Шрифт:
Закладка:
В предыдущей главе я вкратце останавливался на этой проблеме. Джон Стюарт Милль считал, что философ страдает в гораздо большей степени, чем глупец или свинья, и отмечал, что «если у глупца или свиньи иное мнение, то это потому, что они могут смотреть на вопрос только со своей стороны»[301]. Иными словами, в этом и заключалась проблема каждого, кто пытался понять чужую боль[302]. Эдмунд Гёрни, психолог, любитель паранормальных явлений и писатель-утилитарист, считал боль главным этическим фактором, отмечая, что, о каком бы существе ни шла речь, важна лишь степень его страдания: «Это единственное, что имеет значение». Но даже Гёрни эта важная проблема представлялась неразрешимой: «Единственное средство для сознательной оценки чужих страданий, что есть главный элемент понимания других, состоит в том, чтобы представить их как свои собственные»[303]. Это может в равной степени стать поводом к идентификации человека с какой-либо общностью или привести к вопиющему непониманию чьего-либо страдания. Сочувствие, основа цивилизованного общества, в конечном счете ограничено возможностями воображения. Поэтому неудивительно, что оно почти всегда отражало известные линии отчуждения: боль людей с другим цветом кожи, женщин, рабочих и животных цивилизованный человек очень нехотя вписывал в собственные представления о боли. При этом чужая боль искажалась или отрицалась.

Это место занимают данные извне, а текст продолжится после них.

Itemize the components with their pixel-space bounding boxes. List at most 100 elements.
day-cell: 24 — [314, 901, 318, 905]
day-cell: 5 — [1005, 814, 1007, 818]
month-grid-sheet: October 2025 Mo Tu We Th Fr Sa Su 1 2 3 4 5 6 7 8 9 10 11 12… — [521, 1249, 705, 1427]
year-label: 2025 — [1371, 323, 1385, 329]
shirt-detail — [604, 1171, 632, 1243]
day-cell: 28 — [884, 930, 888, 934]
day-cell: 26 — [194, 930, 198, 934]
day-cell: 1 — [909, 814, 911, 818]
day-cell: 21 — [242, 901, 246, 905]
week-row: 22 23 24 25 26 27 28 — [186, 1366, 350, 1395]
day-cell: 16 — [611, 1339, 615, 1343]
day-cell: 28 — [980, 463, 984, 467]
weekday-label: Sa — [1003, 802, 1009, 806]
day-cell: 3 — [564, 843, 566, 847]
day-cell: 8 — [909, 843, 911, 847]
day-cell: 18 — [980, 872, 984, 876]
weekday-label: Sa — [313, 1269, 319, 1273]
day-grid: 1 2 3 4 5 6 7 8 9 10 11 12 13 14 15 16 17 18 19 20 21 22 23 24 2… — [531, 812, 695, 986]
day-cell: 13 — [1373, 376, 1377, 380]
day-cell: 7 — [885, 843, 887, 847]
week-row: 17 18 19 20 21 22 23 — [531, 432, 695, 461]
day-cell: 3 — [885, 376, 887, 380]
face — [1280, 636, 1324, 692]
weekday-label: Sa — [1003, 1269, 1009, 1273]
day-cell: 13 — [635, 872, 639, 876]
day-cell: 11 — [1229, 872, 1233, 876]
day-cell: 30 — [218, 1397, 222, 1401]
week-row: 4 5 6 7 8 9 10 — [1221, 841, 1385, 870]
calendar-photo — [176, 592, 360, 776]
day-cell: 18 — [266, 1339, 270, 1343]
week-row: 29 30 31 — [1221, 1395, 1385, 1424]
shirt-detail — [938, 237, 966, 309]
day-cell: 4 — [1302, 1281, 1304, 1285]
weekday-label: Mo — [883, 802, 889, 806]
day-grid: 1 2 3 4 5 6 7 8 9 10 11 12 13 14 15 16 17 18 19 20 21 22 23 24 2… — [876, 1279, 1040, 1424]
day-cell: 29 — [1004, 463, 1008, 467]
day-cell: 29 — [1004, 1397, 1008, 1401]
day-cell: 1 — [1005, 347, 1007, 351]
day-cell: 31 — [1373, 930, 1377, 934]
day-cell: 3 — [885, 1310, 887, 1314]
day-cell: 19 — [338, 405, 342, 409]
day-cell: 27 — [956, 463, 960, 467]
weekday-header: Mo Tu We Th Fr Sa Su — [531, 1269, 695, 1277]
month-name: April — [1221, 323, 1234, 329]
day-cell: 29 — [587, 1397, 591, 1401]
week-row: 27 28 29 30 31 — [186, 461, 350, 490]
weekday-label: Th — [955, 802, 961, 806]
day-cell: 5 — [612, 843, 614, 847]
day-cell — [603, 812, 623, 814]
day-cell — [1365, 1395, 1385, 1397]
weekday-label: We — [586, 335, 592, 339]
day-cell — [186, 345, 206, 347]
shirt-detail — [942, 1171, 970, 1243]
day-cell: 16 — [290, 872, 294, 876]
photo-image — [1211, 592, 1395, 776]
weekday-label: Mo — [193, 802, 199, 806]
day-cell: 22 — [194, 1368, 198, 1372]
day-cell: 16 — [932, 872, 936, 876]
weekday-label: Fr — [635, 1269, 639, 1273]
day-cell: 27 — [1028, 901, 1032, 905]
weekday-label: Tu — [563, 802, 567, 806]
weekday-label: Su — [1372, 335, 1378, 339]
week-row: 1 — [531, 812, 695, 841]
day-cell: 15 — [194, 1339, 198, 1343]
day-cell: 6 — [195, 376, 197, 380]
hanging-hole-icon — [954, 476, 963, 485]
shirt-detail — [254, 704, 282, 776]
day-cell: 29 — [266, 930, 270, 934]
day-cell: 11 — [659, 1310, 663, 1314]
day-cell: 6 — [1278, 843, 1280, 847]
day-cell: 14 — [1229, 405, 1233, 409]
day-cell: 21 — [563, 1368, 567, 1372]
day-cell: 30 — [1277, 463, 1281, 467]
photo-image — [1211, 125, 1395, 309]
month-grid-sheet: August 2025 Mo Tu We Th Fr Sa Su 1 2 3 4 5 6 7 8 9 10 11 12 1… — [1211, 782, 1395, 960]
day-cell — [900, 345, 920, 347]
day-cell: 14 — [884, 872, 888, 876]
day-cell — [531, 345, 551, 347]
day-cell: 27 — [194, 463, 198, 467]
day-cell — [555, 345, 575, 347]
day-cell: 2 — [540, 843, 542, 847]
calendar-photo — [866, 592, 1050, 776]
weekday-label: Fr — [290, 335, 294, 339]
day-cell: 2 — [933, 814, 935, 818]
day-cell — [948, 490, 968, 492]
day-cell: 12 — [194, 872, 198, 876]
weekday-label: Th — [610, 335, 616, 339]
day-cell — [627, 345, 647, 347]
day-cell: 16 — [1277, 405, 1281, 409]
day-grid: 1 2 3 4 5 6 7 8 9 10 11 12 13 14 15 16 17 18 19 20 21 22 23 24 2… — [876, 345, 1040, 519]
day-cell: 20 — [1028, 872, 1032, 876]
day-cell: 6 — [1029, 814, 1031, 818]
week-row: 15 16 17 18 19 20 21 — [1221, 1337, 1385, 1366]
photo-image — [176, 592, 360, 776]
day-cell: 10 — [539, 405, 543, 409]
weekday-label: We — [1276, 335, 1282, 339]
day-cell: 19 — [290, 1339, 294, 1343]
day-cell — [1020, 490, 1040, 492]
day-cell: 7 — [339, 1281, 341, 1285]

Когда это жестко ограниченное, но парадоксальным образом «универсальное» сочувствие в XIX веке взяли на вооружение биологи, его значение расширилось лишь номинально. Основополагающим качеством природы как для утилитаристов, так и для эволюционистов было страдание. Жить — значит страдать, познавать разные степени боли сообразно тому, как присудил Бог или природа в зависимости от статуса существа — присущей ему нервной системы, голоса, мозга, культуры или любого другого отличительного признака. Считалось, что облегчать страдания способен лишь человек, будь то рациональный философ, стремящийся осчастливить как можно больше людей, или восторженный ученый, созерцающий раскинувшееся во времени древо жизни. Поэтому вопрос о том, к кому применима эта способность и при каких обстоятельствах в ней следует отказать, имел огромное значение. Утилитаристы полагали, что человеческая жизнь в основе своей низка, и стремились ограничить источники страданий. Главный эволюционист Дарвин полагал, что человек по своей сути добр, и искал способы передать нравственные качества лучших представителей цивилизации другим с помощью инструментов общественного мнения. В принципе, цель была примерно одна и та же: распространяй гуманность и сочувствие ради облегчения страданий, начни с ближних, затем охвати все общество, потом все народы и, наконец, всех животных. Возможность покончить со страданиями была псевдоромантической мечтой, погрязшей в сомнительных статистических инновациях и антропометрических базах данных. Когда эстафету подхватили последователи Дарвина, прекращение человеческих страданий нашло свое высшее выражение в евгенике: логическая деградация универсального сочувствия, которое не могло охватить всех и вся, как желал Дарвин. Если жить — значит страдать, а страдать меньше других — значит быть самым цивилизованным, самым развитым, самым культурным, самым рациональным, то не лучше ли вообще избавиться от тех, кто недотягивает до нормы?[304]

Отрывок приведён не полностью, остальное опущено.